A partir de cette liste, Lisa utilise une technique proche de l'EMDR. Je ne vais pas décrire l'histoire et la technique, vous trouverez tout ça ici, en gros...

Il s'agit d'activer alternativement les hémisphères du cerveau pour simuler le même processus qui se déroule durant le sommeil, lorsque les souvenirs sont "digérés" par notre cerveau. On a alors plus facilement conscience des événements traumatiques passés, il est alors possible de les revisiter.

Concrètement, l'activation commence en tapotant alternativement sur les genoux gauche et droit.

Alors bon, après les préliminaires de discussions durant des séances, on s'est attaqué au gros morceau en parlant à mon mini-moi, enfin, mon "moi enfant".

Rire. Lol. Mdr. PTDR ! Regards désolés en mode "non mais attends chérie, tu crois sincèrement que c'est ce qui va me sauver ?"

— On va essayer, vous voulez bien ?
— Bah...
— Super !

Il y a quelque chose d'énervant chez les gens enthousiastes, c'est leur côté persuasif.

— Alors, concrètement, on va passer en mode hypnose, je vais tapoter alternativement sur vos genoux, vous me racontez votre souvenir traumatique tel que vous l'avez vécu enfant.
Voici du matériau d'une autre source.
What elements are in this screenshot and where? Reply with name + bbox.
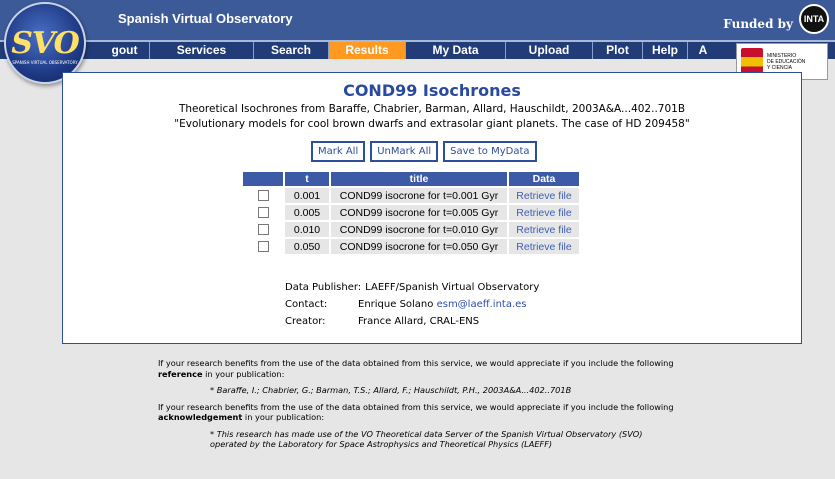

Ensuite, je vais vous demander de vous localiser dans votre souvenir en tant qu'adulte et de parler à votre "vous enfant" pour le réconforter et lui dire ce qu'il aurait dû écouter à ce moment là. Et puis, si vous le permettez, ensuite je vais me localiser dans votre souvenir, et je vais parler à votre "vous enfant" pour le réconforter.

Rire. Lol. Mdr. PTDR ! Regards désolés en mode "non mais attends chérie, tu crois sincèrement que c'est ce qui va me sauver ?"

— Super, on y va !

Je la déteste.

Alors je raconte ce que j'ai livré ici. Tout pareil, jusqu'à la couleur du carrelage de la salle d'examens, car dans le cas de souvenirs traumatiques, tout est gravé avec précision dans votre tête (et c'est justement ça le problème !). Tout pareil qu'aux autres, je re-re-re-re-re-re-raconte.

Mais tap-tap-tap sur mes genoux.

Et puis, il faut bien que j'y retourne en tant qu'adulte, dans ce couloir. Retrouver le gamin sanglotant sur son brancard seul, puis entouré d'un papa qui fulmine de rage contre le médecin qui le prend de haut tout en marchant sur des oeufs parce qu'il a une blouse blanche (tâchée de mes vomissures)...

Tap-tap-tap sur mes genoux.

Impossible de parler à mon moi enfant, c'est ridicule cette situation. Et puis, bon, quoi dire ? "Désolé mon petit chéri, c'est la vie" ? On dit quoi, déjà, à un enfant ? Comment on lui parle ? Sur quel ton ? Avec quels mots ? Moi qui n'aime pas les mômes, qui suis toujours aussi gauche avec eux, si peu intéressé à ce qu'ils vivent, éprouvent, disent, sont, deviendront... qu'est-ce que je peux me dire à mon moi-même de 14 ans ? J'aurais aimé entendre quoi ? Aucune empathie.

Résultat peu probant. Lili se localise dans mon souvenir et réconforte l'enfant, comme la gentille maman qu'elle deviendra quand son ventre s'arrondira plus tard. Attentive, attentionnée, empathique, avec des mots simples et justes dont je suis incapable encore aujourd'hui (même si je m'améliore un peu). Je n'ai aucun souvenir de ce qu'elle a dit, mais j'en ai retenu la teneur et j'en ai encore la gorge serrée en écrivant ces lignes.

Retour au bureau du service de psy dans ce GHEP (Grand Hôpital Énigmatique Parisien).

Je suis bizarre. Ça va, j'ai l'impression que rien n'a changé et en même temps, il est en train de se passer quelque chose en moi. Fin de la séance, j'ai le téléphone de Lili si jamais je ne me sens pas bien ou si vraiment ça vrille en décompensation. Ça me paraît surréaliste.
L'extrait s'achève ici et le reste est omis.